The Employer is not prejudiced by the delay that has occurred. Certainly, the Employer was aware that there would be no unemployment compensation appeals hearing. The Employer argues, its "obligations under the settlement were triggered when Family Heritage received a notice of appeal of the Division's determination." "That notice never came." In fact, Attachment D demonstrates that the Employer was not waiting for such a notice. The Administrator had already contacted the UC Rep and was not going to contest or appear at the hearing. Unfortunately, that hearing never happened. The evidence is clear that the Employer was ready to act in accordance with the verbal/e-mail settlement agreement. However, there is no evidence that it has taken the other actions that are called for by the Agreement: modification of Ms. Olson's employment record.

In light of the fact that the terms of the Settlement Agreement were not reduced to writing nor consummated, the grievances remain active. They have not been withdrawn.
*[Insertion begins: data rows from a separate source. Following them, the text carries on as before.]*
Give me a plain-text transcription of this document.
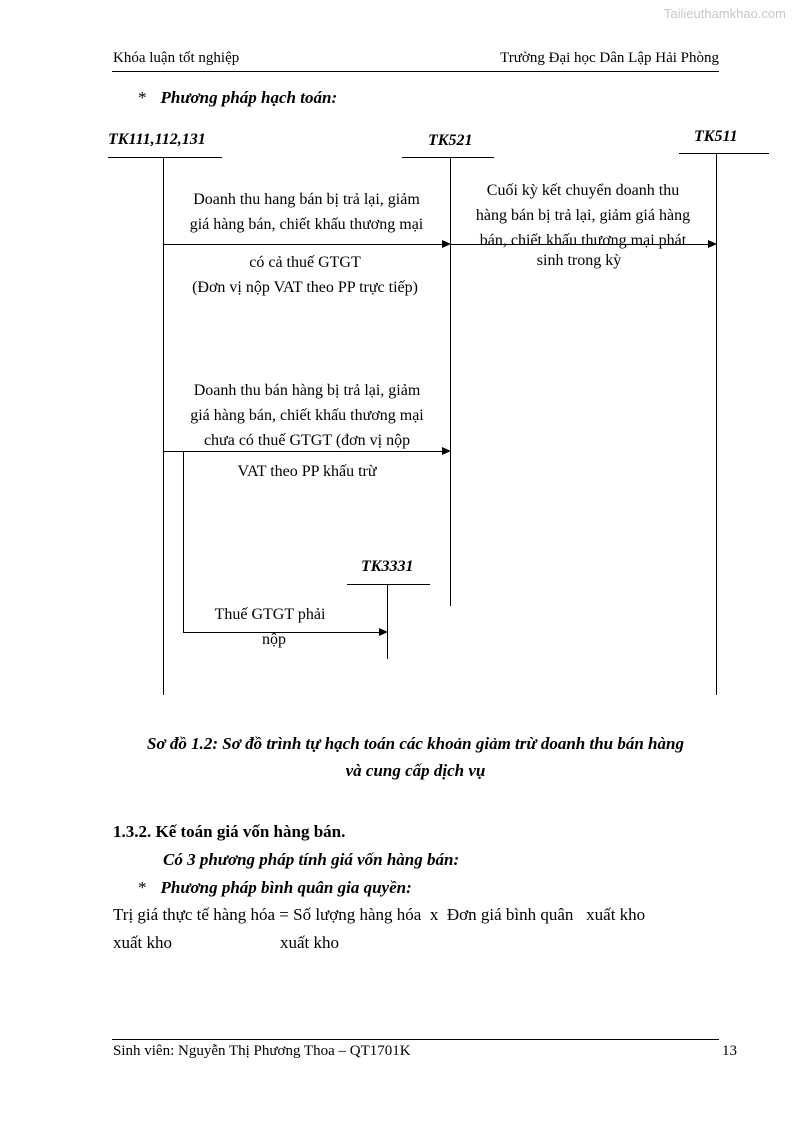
Tailieuthamkhao.com
Khóa luận tốt nghiệp	Trường Đại học Dân Lập Hải Phòng
* Phương pháp hạch toán:
TK111,112,131	TK521	TK511
TK3331
Doanh thu hang bán bị trả lại, giảm
giá hàng bán, chiết khấu thương mại
có cả thuế GTGT
(Đơn vị nộp VAT theo PP trực tiếp)
Cuối kỳ kết chuyển doanh thu
hàng bán bị trả lại, giảm giá hàng
bán, chiết khấu thương mại phát
sinh trong kỳ
Doanh thu bán hàng bị trả lại, giảm
giá hàng bán, chiết khấu thương mại
chưa có thuế GTGT (đơn vị nộp
VAT theo PP khấu trừ
Thuế GTGT phải
nộp
Sơ đồ 1.2: Sơ đồ trình tự hạch toán các khoản giảm trừ doanh thu bán hàng
và cung cấp dịch vụ
1.3.2. Kế toán giá vốn hàng bán.
Có 3 phương pháp tính giá vốn hàng bán:
* Phương pháp bình quân gia quyền:
Trị giá thực tế hàng hóa = Số lượng hàng hóa  x  Đơn giá bình quân   xuất kho
xuất kho	xuất kho
Sinh viên: Nguyễn Thị Phương Thoa – QT1701K	13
They are arbitrable.

AWARD

The grievances are arbitrable and will be heard, in accordance with the previously agreed upon time and date: 10:30 am, May 31, 2007, at the offices of the Employer unless the parties mutually agree to another location and advise the undersigned of same.

Dated at Madison, Wisconsin, this 22nd day of May, 2007.

Susan J.M. Bauman, Arbitrator

1 The parties have variously referred to the Grievant as Shana, Shauna and Shawna Olson. Other than in quoted materials, she will be referred to as Ms. Olson or Olson.

2 E-mail addresses have been deleted from the quoted attachments.

3 The record is silent as to when the Union became aware of this or when the Employer was notified.